Deep learning can almost perfectly predict how ice forms
Researchers have used deep learning to model more precisely than ever before how ice crystals form in the atmosphere. Their paper, published this week in PNAS, hints at the potential to significantly increase the accuracy of weather and climate forecasting.
The researchers used deep learning to predict how atoms and molecules behave. First, models were trained on small-scale simulations of 64 water molecules to help them predict how electrons in atoms interact. The models then replicated those interactions on a larger scale, with more atoms and molecules. It’s this ability to precisely simulate electron interactions that allowed the team to accurately predict physical and chemical behavior.
“The properties of matter emerge from how electrons behave,” says Pablo Piaggi, a research fellow at Princeton University and the lead author on the study. “Simulating explicitly what happens at that level is a way to capture much more rich physical phenomena.”
It’s the first time this method has been used to model something as complex as the formation of ice crystals, also known as ice nucleation. This is one of the first steps in the formation of clouds, which is where all precipitation comes from.
Xiaohong Liu, a professor of atmospheric sciences at Texas A&M University who was not involved in the study, says half of all precipitation events—whether snow or rain or sleet—begin as ice crystals, which then grow larger and result in precipitation. If researchers could model ice nucleation more accurately, it could give a big boost to weather prediction overall.
Ice nucleation is currently predicted on the basis of laboratory experiments. Researchers collect data on ice formation under different laboratory conditions, and that data is fed into weather prediction models under similar real-world conditions. This method works well enough sometimes, but often it ends up being inaccurate because of the sheer number of variables involved in actual weather conditions. If even a few factors vary between the lab and the real world, the results can be quite different.

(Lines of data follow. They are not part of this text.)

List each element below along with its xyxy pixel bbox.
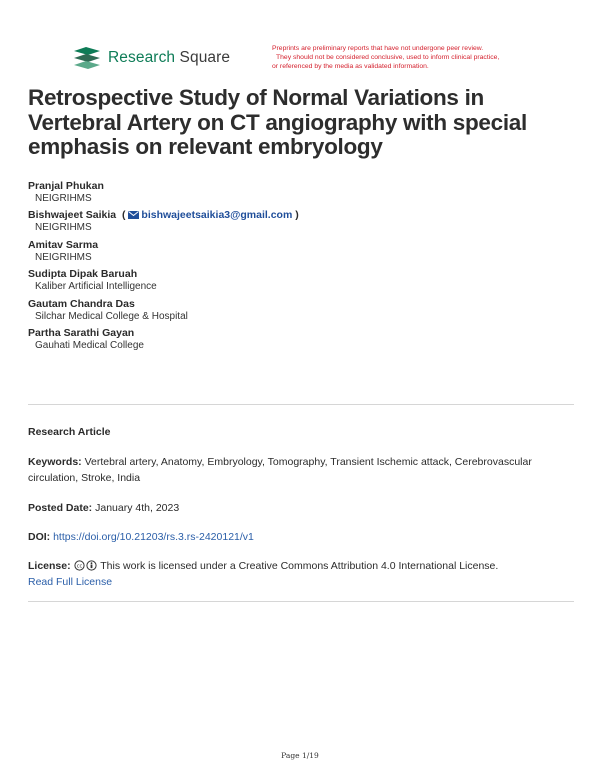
divider: [28, 404, 574, 405]
envelope-icon: [128, 211, 139, 219]
keywords-value: Vertebral artery, Anatomy, Embryology, Tomography, Transient Ischemic attack, Cerebrovascular circulation, Stroke, India: [28, 456, 532, 484]
research-square-logo-icon: [72, 46, 102, 70]
author-name: Amitav Sarma: [28, 238, 99, 251]
author-name-corresponding: Bishwajeet Saikia ( bishwajeetsaikia3@gmail.com ): [28, 209, 299, 222]
preprint-notice-line-3: or referenced by the media as validated information.: [272, 62, 429, 70]
article-type-label: Research Article: [28, 426, 111, 438]
paper-title: Retrospective Study of Normal Variations in Vertebral Artery on CT angiography with special emphasis on relevant embryology: [28, 85, 527, 159]
doi-link[interactable]: https://doi.org/10.21203/rs.3.rs-2420121/v1: [53, 531, 254, 543]
author-email-link[interactable]: [125, 209, 292, 221]
author-affiliation: NEIGRIHMS: [35, 222, 92, 234]
preprint-notice-line-2: They should not be considered conclusive, used to inform clinical practice,: [276, 53, 500, 61]
research-square-logo[interactable]: [72, 46, 230, 70]
author-name: Pranjal Phukan: [28, 180, 104, 192]
preprint-notice-line-1: Preprints are preliminary reports that have not undergone peer review.: [272, 45, 484, 52]
author-name: Sudipta Dipak Baruah: [28, 268, 138, 281]
author-affiliation: NEIGRIHMS: [35, 251, 92, 263]
author-name: Partha Sarathi Gayan: [28, 327, 135, 340]
divider: [28, 601, 574, 602]
author-list: [28, 180, 568, 357]
license-label: License:: [28, 560, 71, 572]
doi-label: DOI:: [28, 531, 51, 543]
author-name: Gautam Chandra Das: [28, 297, 135, 310]
logo-text: Research Square: [108, 49, 231, 66]
keywords: [28, 454, 574, 486]
author-affiliation: Gauhati Medical College: [35, 340, 144, 352]
svg-text:cc: cc: [76, 563, 82, 570]
author-affiliation: NEIGRIHMS: [35, 193, 92, 204]
author-affiliation: Kaliber Artificial Intelligence: [35, 281, 157, 293]
preprint-notice: [272, 45, 542, 71]
author-affiliation: Silchar Medical College & Hospital: [35, 310, 188, 322]
posted-date-label: Posted Date:: [28, 502, 93, 514]
posted-date-value: January 4th, 2023: [95, 502, 180, 514]
read-full-license-link[interactable]: Read Full License: [28, 576, 113, 588]
creative-commons-icon: [74, 560, 98, 571]
author-name-text: Bishwajeet Saikia: [28, 209, 117, 222]
page-number: Page 1/19: [281, 751, 319, 760]
keywords-label: Keywords:: [28, 456, 82, 468]
author-email-text: bishwajeetsaikia3@gmail.com: [141, 209, 293, 222]
article-type: [28, 424, 574, 440]
doi: [28, 529, 574, 545]
posted-date: [28, 500, 574, 516]
license: [28, 558, 574, 590]
license-text: This work is licensed under a Creative Commons Attribution 4.0 International License.: [100, 560, 499, 572]
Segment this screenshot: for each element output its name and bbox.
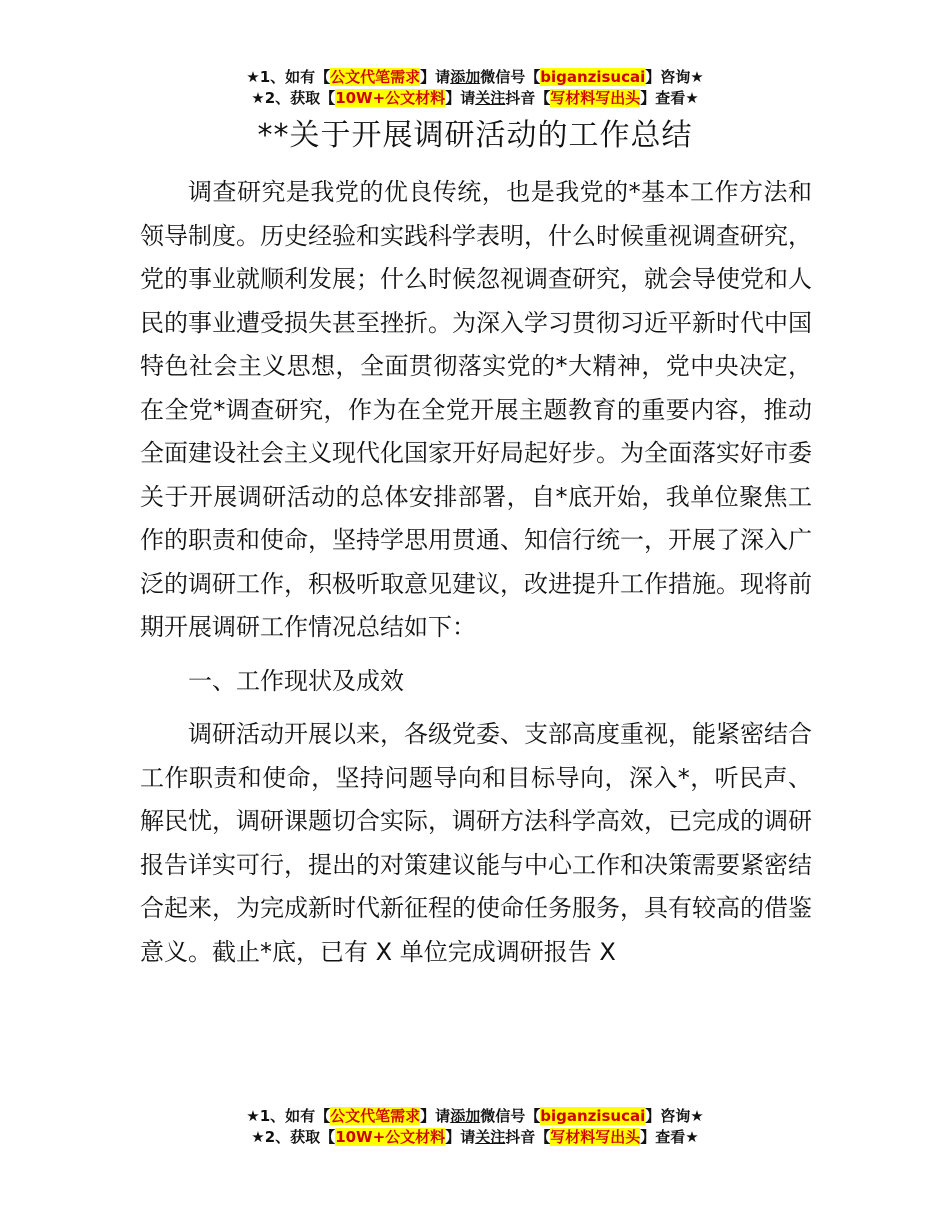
promo-line-1-prefix: ★1、如有【 [246, 68, 331, 86]
footer-promo-line-2 [0, 1127, 950, 1148]
footer-line-2-mid2: 抖音【 [505, 1128, 551, 1146]
promo-line-1-suffix: 】咨询★ [645, 68, 704, 86]
footer-promo-line-1 [0, 1106, 950, 1127]
footer-line-1-mid2: 微信号【 [480, 1107, 541, 1125]
footer-line-2-mid: 】请 [445, 1128, 476, 1146]
promo-line-2-mid2: 抖音【 [505, 89, 551, 107]
intro-section [140, 171, 812, 650]
footer-line-1-emphasis: 添加 [450, 1107, 481, 1125]
footer-promo-banner [0, 1106, 950, 1148]
promo-line-1-mid2: 微信号【 [480, 68, 541, 86]
document-title: **关于开展调研活动的工作总结 [257, 118, 693, 153]
promo-line-2-highlight-materials: 10W+公文材料 [335, 89, 446, 107]
section-1-heading: 一、工作现状及成效 [188, 667, 404, 695]
footer-line-1-suffix: 】咨询★ [645, 1107, 704, 1125]
intro-paragraph: 调查研究是我党的优良传统，也是我党的*基本工作方法和领导制度。历史经验和实践科学表明，什么时候重视调查研究，党的事业就顺利发展；什么时候忽视调查研究，就会导使党和人民的事业遭受损失甚至挫折。为深入学习贯彻习近平新时代中国特色社会主义思想，全面贯彻落实党的*大精神，党中央决定，在全党*调查研究，作为在全党开展主题教育的重要内容，推动全面建设社会主义现代化国家开好局起好步。为全面落实好市委关于开展调研活动的总体安排部署，自*底开始，我单位聚焦工作的职责和使命，坚持学思用贯通、知信行统一，开展了深入广泛的调研工作，积极听取意见建议，改进提升工作措施。现将前期开展调研工作情况总结如下： [140, 178, 812, 641]
promo-line-2-mid: 】请 [445, 89, 476, 107]
promo-line-1-highlight-service: 公文代笔需求 [330, 68, 421, 86]
promo-line-1-emphasis: 添加 [450, 68, 481, 86]
footer-line-1-prefix: ★1、如有【 [246, 1107, 331, 1125]
section-1-paragraph: 调研活动开展以来，各级党委、支部高度重视，能紧密结合工作职责和使命，坚持问题导向和目标导向，深入*，听民声、解民忧，调研课题切合实际，调研方法科学高效，已完成的调研报告详实可行，提出的对策建议能与中心工作和决策需要紧密结合起来，为完成新时代新征程的使命任务服务，具有较高的借鉴意义。截止*底，已有 X 单位完成调研报告 X [140, 720, 812, 966]
section-1 [140, 660, 812, 704]
promo-line-2-emphasis: 关注 [475, 89, 506, 107]
footer-line-2-suffix: 】查看★ [640, 1128, 699, 1146]
promo-line-1 [0, 67, 950, 88]
promo-line-2-douyin-account: 写材料写出头 [550, 89, 641, 107]
footer-line-2-emphasis: 关注 [475, 1128, 506, 1146]
promo-line-2-suffix: 】查看★ [640, 89, 699, 107]
footer-line-2-highlight-materials: 10W+公文材料 [335, 1128, 446, 1146]
footer-line-1-highlight-service: 公文代笔需求 [330, 1107, 421, 1125]
promo-line-2 [0, 88, 950, 109]
footer-line-2-douyin-account: 写材料写出头 [550, 1128, 641, 1146]
footer-line-1-wechat-id: biganzisucai [540, 1107, 646, 1125]
section-1-body [140, 713, 812, 974]
footer-line-2-prefix: ★2、获取【 [251, 1128, 336, 1146]
promo-line-2-prefix: ★2、获取【 [251, 89, 336, 107]
footer-line-1-mid: 】请 [420, 1107, 451, 1125]
header-promo-banner [0, 67, 950, 109]
promo-line-1-mid: 】请 [420, 68, 451, 86]
promo-line-1-wechat-id: biganzisucai [540, 68, 646, 86]
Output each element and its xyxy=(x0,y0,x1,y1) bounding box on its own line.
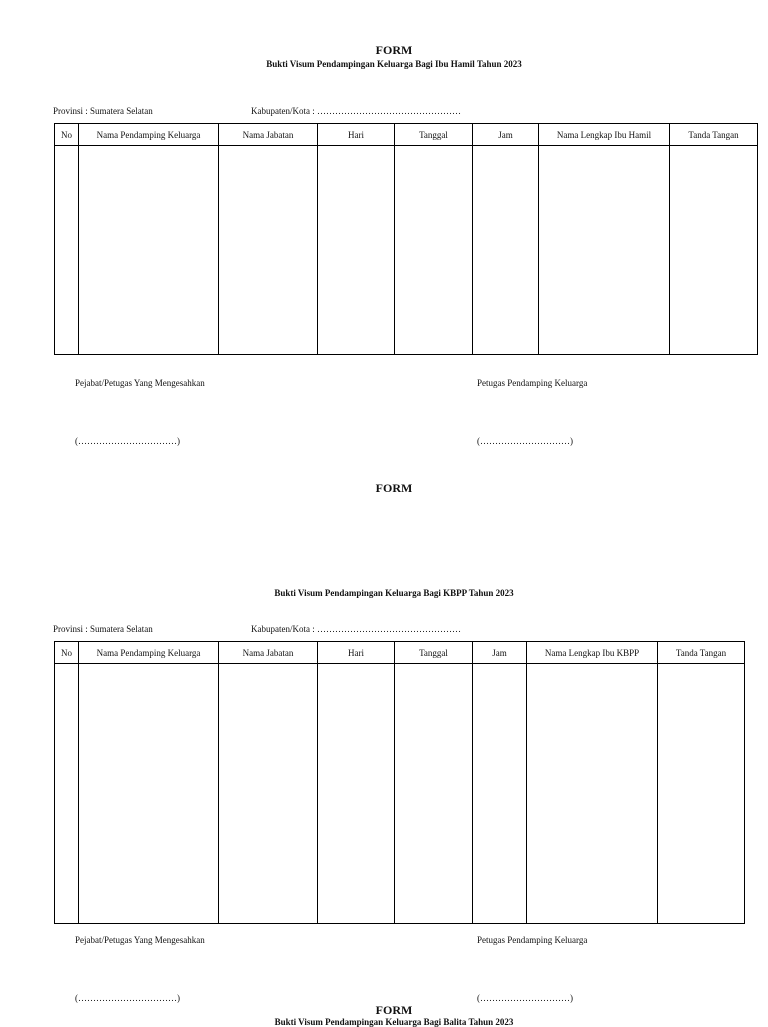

“Your data is only valid for a certain region, temperature, or kind of laboratory setting,” Liu says.
Predicting ice nucleation from the way electrons interact is much more precise, but it’s also very computationally expensive. It requires researchers to model at least 4,000 to 100,000 water molecules, and even on supercomputers, such a simulation could take years to run. Even that would only be able to model the interactions for 100 picoseconds, or 10-10 seconds—not long enough to observe the ice nucleation process.
Using deep learning, however, researchers were able to run the calculations in just 10 days. The time duration was also 1,000 times longer—still a fraction of a second, but just enough to see nucleation.
Of course, more accurate models of ice nucleation alone won’t make forecasting perfect, says Liu, since it is only a small though critical component of weather modeling. Other aspects are also important—understanding how water droplets and ice crystals grow, for example, and how they move and interact together under different conditions.
Still, the ability to more accurately model how ice crystals form in the atmosphere would significantly improve weather predictions, especially those involving whether and how much it’s likely to rain or snow. It could also aid climate forecasting by improving the ability to model clouds, which affect the planet’s temperature in complex ways.
Piaggi says future research could model ice nucleation when there are substances like smoke in the air, potentially improving the accuracy of models even more. Because of deep-learning techniques, it’s now possible to use electron interactions to model larger systems for longer periods of time.
“That has opened essentially a new field,” Piaggi says. “It’s already having and will have an even greater role in simulations in chemistry and in our simulations of materials.”